Strong Brands vs. Weak Brands – Insights from Neuroscience

On May 4, 2013
Neuroscientists have discovered that our emotions have a lot more to do with how we make decisions than was previously thought. Antonio Damasio found that clinical patients who lost the ability to emote also had difficulty making choices. They knew the facts, but couldn’t weigh them. Joseph Ledoux found that emotions promote learning through releasing chemicals that build connections in our brains, called synapses. Furthermore, once we establish those connections, they regularly bypass the rational part of our brain, like when we jump out of the way of a moving car and only later realize what happened. So when we talk about brand associations, we are really referring to synapses that have been established in consumers brains.  Strong brands have built up strong synapses that relate to a variety of positive things, while weak brands have weak synapses that conjure up little.

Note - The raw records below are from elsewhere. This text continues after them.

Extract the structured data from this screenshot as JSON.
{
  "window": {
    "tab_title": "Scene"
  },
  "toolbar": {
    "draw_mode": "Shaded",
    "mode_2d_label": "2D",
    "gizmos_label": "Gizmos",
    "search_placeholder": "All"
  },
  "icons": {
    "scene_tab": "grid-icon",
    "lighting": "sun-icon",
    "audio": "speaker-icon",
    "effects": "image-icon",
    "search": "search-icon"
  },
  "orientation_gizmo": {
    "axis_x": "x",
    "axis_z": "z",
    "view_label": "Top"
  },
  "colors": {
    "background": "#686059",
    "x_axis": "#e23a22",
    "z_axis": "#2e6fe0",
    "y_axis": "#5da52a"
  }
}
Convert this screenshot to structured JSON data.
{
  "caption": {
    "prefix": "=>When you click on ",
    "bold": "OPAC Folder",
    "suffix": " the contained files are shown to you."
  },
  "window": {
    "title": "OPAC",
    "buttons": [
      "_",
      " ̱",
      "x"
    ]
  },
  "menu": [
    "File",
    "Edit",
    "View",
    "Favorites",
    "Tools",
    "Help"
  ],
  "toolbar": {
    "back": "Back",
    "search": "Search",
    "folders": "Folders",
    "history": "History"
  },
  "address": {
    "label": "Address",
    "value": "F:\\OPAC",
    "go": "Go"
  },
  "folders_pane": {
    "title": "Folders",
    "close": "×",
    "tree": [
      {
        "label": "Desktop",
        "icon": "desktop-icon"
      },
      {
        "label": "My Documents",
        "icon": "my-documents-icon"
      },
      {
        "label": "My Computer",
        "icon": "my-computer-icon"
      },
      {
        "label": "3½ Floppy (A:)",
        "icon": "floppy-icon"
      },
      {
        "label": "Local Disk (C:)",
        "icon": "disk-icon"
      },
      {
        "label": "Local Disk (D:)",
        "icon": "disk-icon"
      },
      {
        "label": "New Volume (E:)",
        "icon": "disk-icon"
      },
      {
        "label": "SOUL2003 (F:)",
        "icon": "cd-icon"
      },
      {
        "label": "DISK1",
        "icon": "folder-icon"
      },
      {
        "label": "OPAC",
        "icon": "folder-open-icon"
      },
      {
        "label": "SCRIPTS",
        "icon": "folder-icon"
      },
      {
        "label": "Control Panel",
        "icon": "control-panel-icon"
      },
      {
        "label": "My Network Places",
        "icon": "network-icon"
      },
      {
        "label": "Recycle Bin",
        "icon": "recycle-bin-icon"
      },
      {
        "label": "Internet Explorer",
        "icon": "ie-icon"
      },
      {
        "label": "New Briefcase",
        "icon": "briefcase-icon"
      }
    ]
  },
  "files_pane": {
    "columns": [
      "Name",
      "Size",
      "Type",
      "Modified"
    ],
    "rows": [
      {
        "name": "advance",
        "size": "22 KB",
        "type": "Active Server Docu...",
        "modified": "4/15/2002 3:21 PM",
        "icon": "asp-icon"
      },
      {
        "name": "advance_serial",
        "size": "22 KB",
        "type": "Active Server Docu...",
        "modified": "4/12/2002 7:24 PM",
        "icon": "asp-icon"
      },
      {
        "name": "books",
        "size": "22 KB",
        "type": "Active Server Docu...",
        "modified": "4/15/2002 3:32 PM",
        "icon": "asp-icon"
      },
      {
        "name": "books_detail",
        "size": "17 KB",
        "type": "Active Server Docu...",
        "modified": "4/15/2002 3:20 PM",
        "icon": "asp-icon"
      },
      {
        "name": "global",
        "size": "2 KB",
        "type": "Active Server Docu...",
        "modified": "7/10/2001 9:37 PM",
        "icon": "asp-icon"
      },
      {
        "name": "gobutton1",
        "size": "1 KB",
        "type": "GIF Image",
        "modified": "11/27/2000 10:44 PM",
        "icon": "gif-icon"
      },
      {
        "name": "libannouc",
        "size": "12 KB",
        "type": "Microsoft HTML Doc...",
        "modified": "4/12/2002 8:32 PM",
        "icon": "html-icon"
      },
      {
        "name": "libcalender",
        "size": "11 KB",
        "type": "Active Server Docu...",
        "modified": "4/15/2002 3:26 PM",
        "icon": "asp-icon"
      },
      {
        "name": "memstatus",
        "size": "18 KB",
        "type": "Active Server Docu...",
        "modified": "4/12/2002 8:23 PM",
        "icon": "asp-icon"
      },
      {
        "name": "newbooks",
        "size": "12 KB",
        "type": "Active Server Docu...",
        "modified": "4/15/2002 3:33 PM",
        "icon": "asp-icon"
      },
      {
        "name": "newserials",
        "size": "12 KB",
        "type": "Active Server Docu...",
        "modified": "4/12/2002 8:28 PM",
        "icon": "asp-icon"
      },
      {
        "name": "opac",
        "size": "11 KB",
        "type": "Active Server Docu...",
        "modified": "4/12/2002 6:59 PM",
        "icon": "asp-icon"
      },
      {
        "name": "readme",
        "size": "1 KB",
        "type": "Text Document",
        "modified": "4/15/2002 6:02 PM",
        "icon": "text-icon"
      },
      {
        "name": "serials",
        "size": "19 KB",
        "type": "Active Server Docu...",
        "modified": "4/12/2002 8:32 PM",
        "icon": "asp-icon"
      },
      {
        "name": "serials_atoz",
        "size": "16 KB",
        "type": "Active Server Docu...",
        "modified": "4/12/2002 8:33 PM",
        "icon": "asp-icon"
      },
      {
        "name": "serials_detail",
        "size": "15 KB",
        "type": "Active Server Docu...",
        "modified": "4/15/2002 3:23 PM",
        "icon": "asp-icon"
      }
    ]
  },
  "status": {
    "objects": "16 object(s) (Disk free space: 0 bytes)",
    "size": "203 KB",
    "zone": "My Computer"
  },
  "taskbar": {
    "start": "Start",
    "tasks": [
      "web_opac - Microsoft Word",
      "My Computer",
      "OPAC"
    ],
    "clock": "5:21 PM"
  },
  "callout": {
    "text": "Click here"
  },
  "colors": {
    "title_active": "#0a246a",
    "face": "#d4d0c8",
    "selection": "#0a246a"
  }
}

There are two systems that determine our purchase decisions and behavior. Daniel Kahneman, a pioneer in the field of behavioral economics, has come to this conclusion in his work. In his book, Thinking Fast and Slow, he describes two systems that lead us to action. According to Daniel Kahneman’s theory:
  • System 1 consists of perception and intuition, it is also known as autopilot and is implicit; it involves highly skilled mental activities and it never sleeps, it is fast, processes all information in parallel and is effortless, associative and slow-learning; it is highly emotional and it relies on heuristics.
  • System 2 is slower and enables us to make reflective, deliberate decisions; it is highly rational and weighs facts, makes difficult calculations and takes more time and effort; it is referred to as the pilot and is explicit.
In his book Decoded: The Science Behind Why We Buy (read review here), Phil Barden explains this model in terms of consumer decision making. In time, consumers gain experience by using products that they have bought. According to Phil Barden, strong brands activate System 1. Weak brands, on the other hand, activate System 2, which means customers have to “think” about the purchase decision.
We only engage our second system when the first one falls short. Research shows that consumers who receive a discount enjoy a product less than those who are exposed to brand marketing.  We will pay more to avoid a risk than to have a chance to gain an identical amount.  We give more weight to information we see first. For a complete list of cognitive biases that effect buying habits, click here.
When the consumer Internet first emerged, many thought it would make purchase decisions more rational.  Shopping in a more information rich environment would allow consumers to research purchases and compare products effectively. However, e-commerce has also flattened the path to purchase, favoring the fast System 1 over the slow and lazy System 2. Consumers are more likely to rely on brand associations built up before they intended to make a purchase than on information provided at the point of sale. So brands will become more powerful in the digital age, not less. Marketers will have to become experts on not only HTML5 and the mobile web, but also on the archetypal software of the human mind.